The Fort Sherman Chapel is Coeur d'Alene's oldest church, school, library, and meeting hall. Fort Sherman was closed in 1900, and the buildings and property were sold at public auction in 1905. Developers bought what is today known as the Sherman Park Addition, which included the Chapel. Over the years, many denominations used the Chapel for church services. Concerted effort began in 1934 to preserve the Chapel. In 1942, the Athletic Round Table held the Chapel in trust and began repairs of the structure. To ensure the preservation of Coeur d'Alene's oldest standing building, the ART donated the Chapel to the Museum of North Idaho in 1984.
Today, the Fort Sherman Chapel is used as a venue for various history programs and can also be rented for private events such as meetings and weddings.
Big Hank Cabin
This smoke chaser cabin was moved from its original location along the Coeur d'Alene River in the Coeur d'Alene National Forest as a part of the Nation's 1976 Bicentennial celebration. It was built in 1924 by Bill Guernsey and Pete Jackson. The cabin was dismantled and donated to the Museum of North Idaho before being moved to its current location on the North Idaho College campus.
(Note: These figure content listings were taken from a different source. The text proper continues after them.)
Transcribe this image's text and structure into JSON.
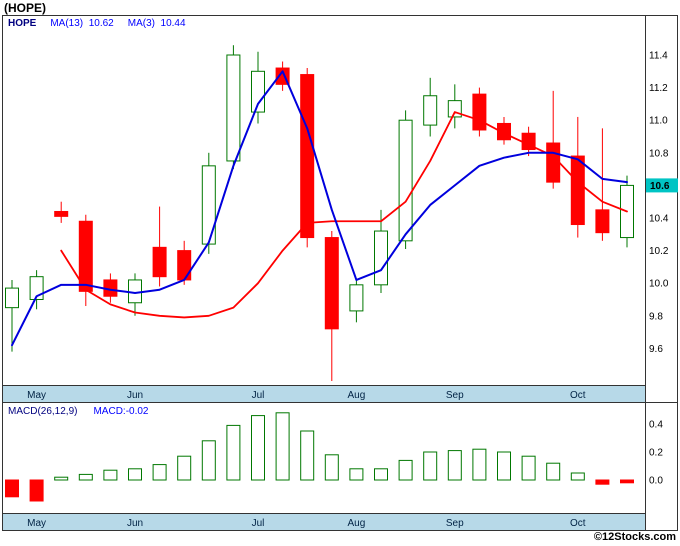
{
  "header": {
    "title": "(HOPE)"
  },
  "price_panel": {
    "legend": {
      "symbol": "HOPE",
      "ma13_label": "MA(13)",
      "ma13_value": "10.62",
      "ma3_label": "MA(3)",
      "ma3_value": "10.44"
    },
    "last_price_tag": "10.6"
  },
  "macd_panel": {
    "legend": {
      "label": "MACD(26,12,9)",
      "value": "MACD:-0.02"
    }
  },
  "footer": {
    "credit": "©12Stocks.com"
  },
  "colors": {
    "up": "#007700",
    "down": "#ff0000",
    "ma13_line": "#0000dd",
    "ma3_line": "#ff0000",
    "band": "#b7d9e8",
    "frame": "#333333",
    "tag_bg": "#00c4c4",
    "month_text": "#002244",
    "legend_symbol": "#000080",
    "legend_value": "#0000ff"
  },
  "chart_data": [
    {
      "type": "candlestick",
      "title": "(HOPE) weekly price with moving averages",
      "x_tick_labels": [
        "May",
        "Jun",
        "Jul",
        "Aug",
        "Sep",
        "Oct"
      ],
      "x_tick_indices": [
        1,
        5,
        10,
        14,
        18,
        23
      ],
      "ylim": [
        9.35,
        11.55
      ],
      "y_ticks": [
        11.4,
        11.2,
        11.0,
        10.8,
        10.6,
        10.4,
        10.2,
        10.0,
        9.8,
        9.6
      ],
      "last_price": 10.6,
      "candles_ohlc": [
        [
          9.85,
          10.02,
          9.58,
          9.97
        ],
        [
          9.9,
          10.08,
          9.84,
          10.04
        ],
        [
          10.44,
          10.5,
          10.37,
          10.41
        ],
        [
          10.38,
          10.42,
          9.86,
          9.95
        ],
        [
          10.02,
          10.06,
          9.88,
          9.92
        ],
        [
          9.88,
          10.06,
          9.8,
          10.02
        ],
        [
          10.22,
          10.47,
          9.98,
          10.04
        ],
        [
          10.2,
          10.26,
          9.99,
          10.02
        ],
        [
          10.24,
          10.8,
          10.18,
          10.72
        ],
        [
          10.75,
          11.46,
          10.7,
          11.4
        ],
        [
          11.05,
          11.42,
          10.98,
          11.3
        ],
        [
          11.32,
          11.36,
          11.18,
          11.22
        ],
        [
          11.28,
          11.32,
          10.22,
          10.28
        ],
        [
          10.28,
          10.32,
          9.4,
          9.72
        ],
        [
          9.83,
          10.02,
          9.76,
          9.99
        ],
        [
          9.99,
          10.45,
          9.94,
          10.32
        ],
        [
          10.26,
          11.06,
          10.21,
          11.0
        ],
        [
          10.97,
          11.26,
          10.9,
          11.15
        ],
        [
          11.02,
          11.22,
          10.95,
          11.12
        ],
        [
          11.16,
          11.2,
          10.9,
          10.94
        ],
        [
          10.98,
          11.02,
          10.85,
          10.88
        ],
        [
          10.92,
          10.96,
          10.78,
          10.82
        ],
        [
          10.86,
          11.18,
          10.58,
          10.62
        ],
        [
          10.78,
          11.02,
          10.28,
          10.36
        ],
        [
          10.45,
          10.95,
          10.26,
          10.31
        ],
        [
          10.28,
          10.66,
          10.22,
          10.6
        ]
      ],
      "overlays": [
        {
          "name": "MA(13)",
          "current": 10.62,
          "color_key": "ma13_line",
          "values": [
            9.62,
            9.92,
            9.99,
            9.99,
            9.96,
            9.94,
            9.96,
            10.02,
            10.25,
            10.72,
            11.1,
            11.3,
            10.95,
            10.45,
            10.02,
            10.08,
            10.3,
            10.48,
            10.6,
            10.72,
            10.77,
            10.8,
            10.8,
            10.76,
            10.64,
            10.62
          ]
        },
        {
          "name": "MA(3)",
          "current": 10.44,
          "color_key": "ma3_line",
          "values": [
            null,
            null,
            10.2,
            9.96,
            9.87,
            9.82,
            9.8,
            9.79,
            9.8,
            9.85,
            10.0,
            10.2,
            10.37,
            10.38,
            10.38,
            10.38,
            10.5,
            10.75,
            11.05,
            11.0,
            10.92,
            10.85,
            10.78,
            10.62,
            10.5,
            10.44
          ]
        }
      ]
    },
    {
      "type": "bar",
      "title": "MACD(26,12,9) histogram",
      "current": -0.02,
      "x_tick_labels": [
        "May",
        "Jun",
        "Jul",
        "Aug",
        "Sep",
        "Oct"
      ],
      "x_tick_indices": [
        1,
        5,
        10,
        14,
        18,
        23
      ],
      "y_ticks": [
        0.4,
        0.2,
        0.0
      ],
      "ylim": [
        -0.25,
        0.55
      ],
      "values": [
        -0.12,
        -0.15,
        0.02,
        0.04,
        0.07,
        0.08,
        0.11,
        0.17,
        0.28,
        0.39,
        0.46,
        0.48,
        0.35,
        0.18,
        0.08,
        0.08,
        0.14,
        0.2,
        0.21,
        0.22,
        0.2,
        0.17,
        0.12,
        0.05,
        -0.03,
        -0.02
      ]
    }
  ]
}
The Big Hank Cabin was one of many cabins used by seasonal fire crews called "Smoke Chasers." During fire season, the Forest Service manned a system of fire lookouts and cabins linked together by pack trails and telephone lines. Lookout spotters would dispatch fire crews when needed. When not fighting fires, the fire crews did trail maintenance. Supplies were packed by mule to lookouts and crews working fire suppression. The use of pack mules was critical during fire season to get supplies and equipment to crews in areas where vehicles could not pass.